Week in review: Vectorization, numerical stability, and biological accuracy
Published:
Modernizing eight research codebases at once sounds like a terrible idea, and some weeks it feels like one. But working across optics, biophysics, robotics, and geostatistics in parallel has surfaced a pattern: the same three engineering challenges keep showing up in every domain, wearing different clothes.
Vectorization
The single biggest performance improvement across all projects has been replacing explicit Python loops with NumPy broadcasting and vectorized operations. The most dramatic example: in the Cellular Potts Model, the adhesion energy computation between all cell pairs used a triple-nested loop.
E_adh = Σ_i Σ_j Σ_neighbors J(σ_i, σ_j) · (1 − δ(σ_i, σ_j)) → O(n³)
Reshaping the interaction matrix and using broadcasting brought it down to a vectorized pairwise computation:
E_adh = J[σ_grid, σ_shifted] · mask → O(n²), vectorized
The constant factor shrank enough to handle hundreds of cells in real time. In the SOFI pipeline, cumulant computation moved from frame-by-frame accumulation to windowed batch processing over the full time stack. The optical tweezers Gerchberg-Saxton algorithm now runs entirely as FFT-plus-array operations with no Python-level iteration inside the main loop. In every case, wall-clock time dropped by one to two orders of magnitude.
Numerical stability
Each domain brought its own flavor of “the math is right but the numbers are wrong.”
The optical tweezers had phase values overflowing at 10^16 radians because SI units produced a characteristic scale far beyond what float64 can resolve after a modulo operation. The fix was dimensionless reformulation:
SI: K_j = (2π/λf) · Δp² · N · (u·x_j + v·y_j) → 10¹⁶ rad
Dimensionless: K_j = α(u·x_j + v·y_j), α ≈ π
The CPM collision resolver oscillated forever because naive repulsion and adhesion forces fought each other across time steps. The Darcy flow solver for well placement used a Jacobi iteration that diverged quietly when the permeability contrast exceeded 10³. In every case, the fix was not to change the physics but to change the numerical formulation – dimensionless coordinates, relaxation sweeps, preconditioning. Stability is an engineering constraint, not a mathematical afterthought.
Biological accuracy
The most humbling part of working on biophysical simulations is that nature already ran the experiment.
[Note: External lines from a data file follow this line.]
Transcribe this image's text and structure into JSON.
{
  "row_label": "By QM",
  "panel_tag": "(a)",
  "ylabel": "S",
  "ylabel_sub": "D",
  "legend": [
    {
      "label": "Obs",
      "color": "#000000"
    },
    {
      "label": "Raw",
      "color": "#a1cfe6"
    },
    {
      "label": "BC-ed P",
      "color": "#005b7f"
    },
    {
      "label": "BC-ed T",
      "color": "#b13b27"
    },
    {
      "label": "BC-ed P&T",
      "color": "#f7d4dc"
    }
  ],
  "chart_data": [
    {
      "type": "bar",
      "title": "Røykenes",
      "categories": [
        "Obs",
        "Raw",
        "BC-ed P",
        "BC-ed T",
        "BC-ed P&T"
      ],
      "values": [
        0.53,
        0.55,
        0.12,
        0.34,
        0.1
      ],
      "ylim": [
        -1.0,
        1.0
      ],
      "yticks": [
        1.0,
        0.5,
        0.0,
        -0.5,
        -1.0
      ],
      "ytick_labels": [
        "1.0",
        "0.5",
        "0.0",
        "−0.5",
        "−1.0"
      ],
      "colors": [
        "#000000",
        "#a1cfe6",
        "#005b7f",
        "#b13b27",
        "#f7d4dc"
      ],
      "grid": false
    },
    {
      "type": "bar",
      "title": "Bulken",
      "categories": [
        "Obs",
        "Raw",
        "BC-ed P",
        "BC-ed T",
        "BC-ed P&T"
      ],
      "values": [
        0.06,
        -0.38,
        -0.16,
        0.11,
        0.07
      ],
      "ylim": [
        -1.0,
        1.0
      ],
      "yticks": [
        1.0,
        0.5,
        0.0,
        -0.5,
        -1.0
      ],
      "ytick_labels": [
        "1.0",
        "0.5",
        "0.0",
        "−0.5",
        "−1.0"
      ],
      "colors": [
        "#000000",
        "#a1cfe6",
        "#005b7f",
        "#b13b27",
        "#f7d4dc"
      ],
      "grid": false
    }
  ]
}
Contact Inhibition of Locomotion means cells repolarize away from collisions, not through them:
polarity_new = normalize(polarity − 0.3 × contact_direction)
Hertwig’s rule says cells divide along their longest axis – implementing anything else produces tissue geometries that look wrong to any biologist in the room. The EVL elastic coupling in the embryo simulator must pull but never push, because that is what Oteiza and colleagues measured in 2015:
F_EVL = k₀ · exp(−d / 0.3) × max(0, θ_EVL − θ_cell)
These are not optional features or nice-to-haves. They are hard constraints from decades of experimental observation, and ignoring them produces simulations that converge beautifully to answers that are biologically meaningless.
All eight repositories now include test suites, documentation with SVG diagrams, and working web demonstrations where applicable. They are publicly available on GitHub – not because the code is perfect, but because reproducibility matters more than polish.